The variability from solar power arises due to cloud passage. Short‐term cloud forecasting can be done by sky imaging which can predict approaching clouds. Forecasting in the time frame of next few hours can be based on satellite imagery of clouds. Longer‐term forecasting can be done on the basis of weather models to determine the formation of clouds [50].

Despite the gradual emergence of accurate forecasting, the power system must still respond and adapt to the changing power output from such IBRs and DERs so as not to impact system reliability and continuity of the power supply to customers.

Increasing solar generation reduces the net load especially during periods of relatively low loads and high generation such as in Spring. CAISO has produced a plot of “net load” which is the difference between forecasted load and expected electricity production from variable generation sources such as solar PV systems. In certain times of the year, these curves produce a “belly” like appearance in the mid‐afternoon that quickly ramps up to produce an “arch” similar to the neck of a duck – hence the popular industry given name “The Duck Chart” shown in Figure 1.13[51]. The more solar generation increases, the more the curve looks like the belly of a duck. This problem mainly occurs during springtime when the weather is sunny but still cool. At this time, solar generation is high but electricity demand is less as air‐conditioning loads are low [52].

Figure 1.13 California ISO (CAISO) Duck Chart.

Source: CAISO [52]. Licensed with permission from the California ISO. Any statements, conclusions, summaries, or other commentaries expressed herein do not reflect the opinions or endorsement of the California ISO.

This behavior of net load creates special problems for system operator to balance generation and load. As the sun sets and the solar generation reduces to zero, a significant net demand ramp (the arch of duck’s neck) is experienced by the system operator. It must, therefore, dispatch significant generation resource to meet the demand ramp. Further, as the net demand decreases in late evening, when a downward ramp is experienced the system operator must rapidly reduce or shut down the generation to offset the downward ramp.

Another major problem is the oversupply during midday which may lead to the system operator curtailing solar power generation thus reducing its economic and environmental benefits. Several mitigative measures which minimize the risk of overgeneration are proposed in [51].

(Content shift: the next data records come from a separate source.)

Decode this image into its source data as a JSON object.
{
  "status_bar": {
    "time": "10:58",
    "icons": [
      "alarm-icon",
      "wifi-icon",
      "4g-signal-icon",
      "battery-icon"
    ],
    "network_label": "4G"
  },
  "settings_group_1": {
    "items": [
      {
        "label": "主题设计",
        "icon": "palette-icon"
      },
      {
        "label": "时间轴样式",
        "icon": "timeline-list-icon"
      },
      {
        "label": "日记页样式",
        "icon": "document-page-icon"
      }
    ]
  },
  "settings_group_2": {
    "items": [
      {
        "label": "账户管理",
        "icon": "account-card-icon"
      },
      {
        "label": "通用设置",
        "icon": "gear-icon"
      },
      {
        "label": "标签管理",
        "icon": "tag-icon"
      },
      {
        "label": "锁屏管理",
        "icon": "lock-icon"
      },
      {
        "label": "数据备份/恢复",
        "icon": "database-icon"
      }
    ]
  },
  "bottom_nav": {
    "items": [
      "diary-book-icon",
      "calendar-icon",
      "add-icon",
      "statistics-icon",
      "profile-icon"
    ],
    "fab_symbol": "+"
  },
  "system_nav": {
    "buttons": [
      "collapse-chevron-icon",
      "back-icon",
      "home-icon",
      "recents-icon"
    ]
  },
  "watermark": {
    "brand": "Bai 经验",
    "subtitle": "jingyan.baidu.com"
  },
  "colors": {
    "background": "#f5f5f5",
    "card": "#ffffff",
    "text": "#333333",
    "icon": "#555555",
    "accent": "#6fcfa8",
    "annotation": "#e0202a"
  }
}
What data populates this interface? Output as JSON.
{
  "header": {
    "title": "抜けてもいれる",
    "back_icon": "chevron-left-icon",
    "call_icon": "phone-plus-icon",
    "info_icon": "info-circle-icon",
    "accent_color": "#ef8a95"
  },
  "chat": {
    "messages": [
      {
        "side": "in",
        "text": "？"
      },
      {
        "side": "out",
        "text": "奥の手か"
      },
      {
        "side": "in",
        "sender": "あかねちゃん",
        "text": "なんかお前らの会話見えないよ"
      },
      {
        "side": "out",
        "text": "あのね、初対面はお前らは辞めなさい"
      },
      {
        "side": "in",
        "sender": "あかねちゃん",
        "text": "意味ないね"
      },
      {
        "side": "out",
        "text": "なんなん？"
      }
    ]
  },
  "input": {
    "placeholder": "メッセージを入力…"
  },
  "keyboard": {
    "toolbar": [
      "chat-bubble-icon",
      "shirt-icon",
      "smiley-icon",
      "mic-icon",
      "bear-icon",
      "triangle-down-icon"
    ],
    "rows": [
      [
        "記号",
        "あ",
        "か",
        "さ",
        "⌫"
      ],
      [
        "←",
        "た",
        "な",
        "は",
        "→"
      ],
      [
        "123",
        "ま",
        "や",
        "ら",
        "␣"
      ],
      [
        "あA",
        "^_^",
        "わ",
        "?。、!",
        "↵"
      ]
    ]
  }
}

The active power generated by solar PV systems can modify the loading levels on the connected feeders [21]. They can partially or completely offset the existing loads on distribution feeders, which results in a reduced power import on the feeder from the grid. They can also increase power flow in certain segments of a distribution feeder causing overload conditions. Presently employed voltage control devices which have been optimized for their size, location, and performance based on the existing loading patterns will no longer provide the same voltage regulation performance as originally planned [26]. These need to be re‐optimized.

It is further important to examine if the feeder sections connecting the substation to DERs have enough power carrying capacity and also whether the intervening switchgear have adequate ratings to accommodate this additional DER power.

Reconductoring may be needed to allow the power flow from solar PV systems. In some cases, when large solar PV systems are to be connected, a dedicated feeder may be needed to avoid the adverse impacts of a conventional solar PV connection [21]. Such a dedicated feeder without any loads can be directly connected to the substation. It may be noted that such reconductoring or network upgrades are quite expensive and time consuming to implement.

Voltage variations due to active power generation by solar PV systems coupled with operation of voltage regulators and switching of capacitor banks leads to change in reactive power flow in the lines [53]. For instance, if a capacitor is switched off, reactive power earlier being supplied by the capacitor is no longer available and needs to be imported from neighboring lines or utilities. This may also have financial impacts on the distribution utilities that have a high import component of power from neighboring utilities.